Değerli kardeşlerim; Beni derinden etkileyen bir hikaye bana ulaştı. Bu hikayeyi büyük fayda sağlayacağını düşündüğümden siz kardeşlerimle paylaşmak istedim. Çünkü ben Allah’a davet etmenin her Müslüman üzerine farz olduğuna inanıyorum. Tabi bu kişinin bilgisi ve tanığı insanlar ölçüsünde farz-ı ayn yani bireysel bir yükümlülüktür. Farz-ı kifayede derinleşme, derinlemesine dalma ve kendini buna adama söz konusudur. Fakat farz- ı ayn kişinin bilgisi ve çevresi nispetindedir.
Amsterdam’daki bir mescidin imamı anlatıyordu. Bu imam ve on bir yaşındaki oğlu her cuma günü namazdan sonra Amsterdam’daki kenar mahallelere gidip insanlara “Cennete Giden Yol” isimli bir kitapçık ve farklı İslamî kitaplar dağıtıyorlar. Bir cuma günü namazdan sonra imamın oğlu sokağa çıkmaya hazırlanıyor. O gün de hava çok soğuk ve şiddetli bir yağmur var.

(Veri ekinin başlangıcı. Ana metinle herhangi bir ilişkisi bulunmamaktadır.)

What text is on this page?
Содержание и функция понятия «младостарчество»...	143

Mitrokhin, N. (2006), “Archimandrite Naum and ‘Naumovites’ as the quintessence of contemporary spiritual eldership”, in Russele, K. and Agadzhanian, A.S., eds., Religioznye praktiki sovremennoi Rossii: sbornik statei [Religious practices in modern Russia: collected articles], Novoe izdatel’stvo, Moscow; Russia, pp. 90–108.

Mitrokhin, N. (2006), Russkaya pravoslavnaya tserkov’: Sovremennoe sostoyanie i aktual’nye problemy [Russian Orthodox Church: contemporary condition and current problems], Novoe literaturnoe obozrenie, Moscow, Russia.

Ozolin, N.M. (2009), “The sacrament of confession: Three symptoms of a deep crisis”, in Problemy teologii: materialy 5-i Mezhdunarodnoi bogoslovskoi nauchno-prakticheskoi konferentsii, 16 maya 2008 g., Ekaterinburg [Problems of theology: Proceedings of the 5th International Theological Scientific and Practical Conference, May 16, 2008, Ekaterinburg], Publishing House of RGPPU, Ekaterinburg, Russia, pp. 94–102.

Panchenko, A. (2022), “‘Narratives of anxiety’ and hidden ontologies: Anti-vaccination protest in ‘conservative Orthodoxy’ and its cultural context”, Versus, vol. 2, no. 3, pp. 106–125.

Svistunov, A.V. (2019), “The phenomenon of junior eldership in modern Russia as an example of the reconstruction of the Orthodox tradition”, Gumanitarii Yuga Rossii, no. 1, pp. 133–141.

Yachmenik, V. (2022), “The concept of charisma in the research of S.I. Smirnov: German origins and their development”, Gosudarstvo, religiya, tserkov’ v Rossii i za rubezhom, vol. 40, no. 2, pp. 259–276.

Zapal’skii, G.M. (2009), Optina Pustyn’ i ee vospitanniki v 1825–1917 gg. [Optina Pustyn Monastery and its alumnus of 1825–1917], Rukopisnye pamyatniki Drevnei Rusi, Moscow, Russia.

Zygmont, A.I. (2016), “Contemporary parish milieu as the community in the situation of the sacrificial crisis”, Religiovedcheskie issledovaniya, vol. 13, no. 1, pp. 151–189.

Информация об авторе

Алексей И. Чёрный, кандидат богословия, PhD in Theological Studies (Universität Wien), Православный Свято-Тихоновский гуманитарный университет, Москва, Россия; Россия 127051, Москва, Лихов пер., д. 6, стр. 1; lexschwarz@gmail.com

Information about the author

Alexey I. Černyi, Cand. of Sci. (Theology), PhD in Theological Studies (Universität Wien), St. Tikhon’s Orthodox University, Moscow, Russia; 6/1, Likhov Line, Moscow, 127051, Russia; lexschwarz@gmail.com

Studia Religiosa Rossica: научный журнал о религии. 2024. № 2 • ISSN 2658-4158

Çocuk üşümemek için kat kat giyiniyor. Babasına “hadi aşağı inelim” diyor. Baba ise özür dileyerek reddediyor. Çünkü hava çok soğuk ve dayanılmaz şekilde sağanak yağış var. Küçük çocuk ise babasına inmek için ısrar ediyor. Ama babası kesin bir dille reddedince çocuk diyor ki: “Bugün seni temsilen ben gidebilir miyim?” Babası da izin veriyor.
Çocuk her zamanki gibi kitapçıkları alıyor ve gördüğü insanlara dağıtıyor. On bir yaşında olmasına rağmen o soğuk ve yağışlı havada karşılaştığı insanlara kitapçık dağıtmak için şehrin sokaklarında dolaşıyor. Kapı kapı dolaşıp broşür dağıtmaya devam ediyor. Yağmur altında iki saat yürüdükten sonra elinde bir broşür kalıyor. Bu hikaye çok dokunaklı ve etkileyici çünkü bazen biriyle bir kelime konuşursun ve bu onun hidayetine vesile olur.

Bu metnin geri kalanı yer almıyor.